Several large unions, including AFT, AAUP, NEA, Starbucks Workers United and UE, are mobilizing. Dozens of local labor bodies and union groups, including the North Carolina AFL-CIO, the Milwaukee Labor Council and UFCW Local 3000, have also signed on.
A PayDay Report map published March 28 listed a growing number of unions and labor groups backing the May Day call, including teachers, postal workers, labor councils, service workers, Teamsters, auto workers and campus unions across the country.
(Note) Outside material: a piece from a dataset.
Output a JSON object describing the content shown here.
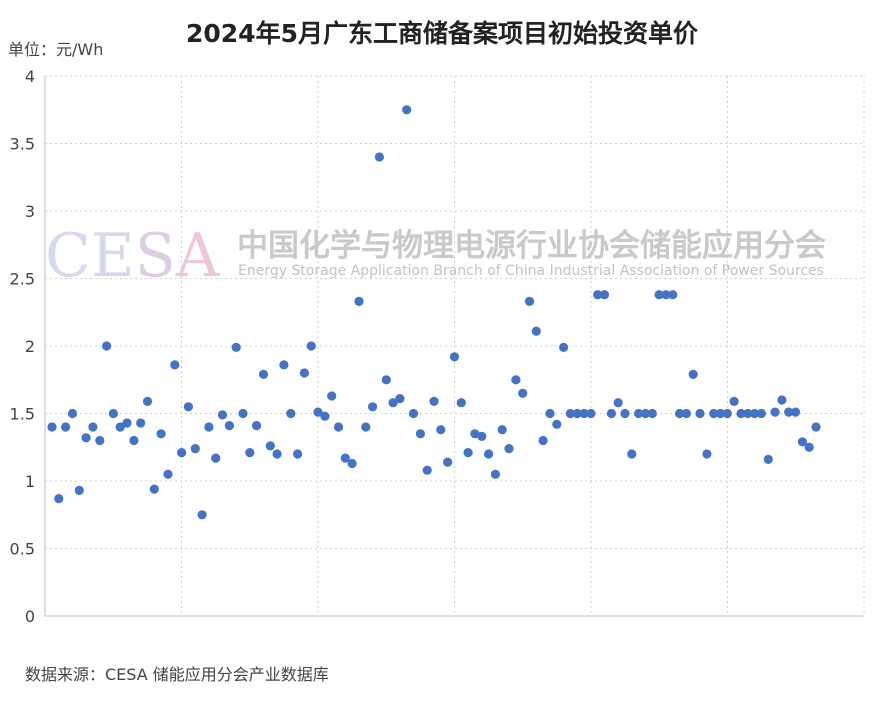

Among those signed on are: AFT New Mexico; APWU 132; Austin Central Labor Council; New Mexico Central Labor Council CGSU UE Local 300; Chicago Teachers Union; CWA Local 7799; Iowa Migrant Movement for Justice; Yellowstone Central Labor Council; AFSCME 2962; Illinois Federation of Teachers; Gilroy Teachers Association; LIUNA Local 3; MA Teachers Association; Mississippi Immigrants Rights Association; North Carolina AFL-CIO; NHFT 933; North Texas Area Labor Federation; Pittsburgh Labor Council for Latin American Advancement; Rio Grande Valley Central Labor Council, AFL-CIO; SEIU United Service Workers; Seven Mountains AFL-CIO; Teamsters Local 492; Thurston-Lewis-Mason Central Labor Council; UAW 862; UFCW Local 3000; UNITE HERE Local 25; United Campus Workers of Georgia CWA Local 3821; United University Professions – SUNY Oneonta Chapter; Vermont State Educators Association; Washington Education Association; Western Massachusetts Area Labor Federation; CWA Local 7250; OPIEU Local 12; LA Federation of Labor.
“May Day Strong is something that we are saying as a clarion call to all of our brethren, our union siblings across the nation,” says Marcia Howard, the African-American president of the Minneapolis Federation of Educators.
Members of IBU Local 802 and West Coast dockworkers in the ILWU already observe May Day as a union holiday. On the West Coast, the holiday was written into the contract after job actions against apartheid and police brutality.
Even where strikes are illegal, many union members are bound by contract language honoring picket lines. A community protest can form such a picket line.
May Day 2026 is shaping up as the most significant labor action in years.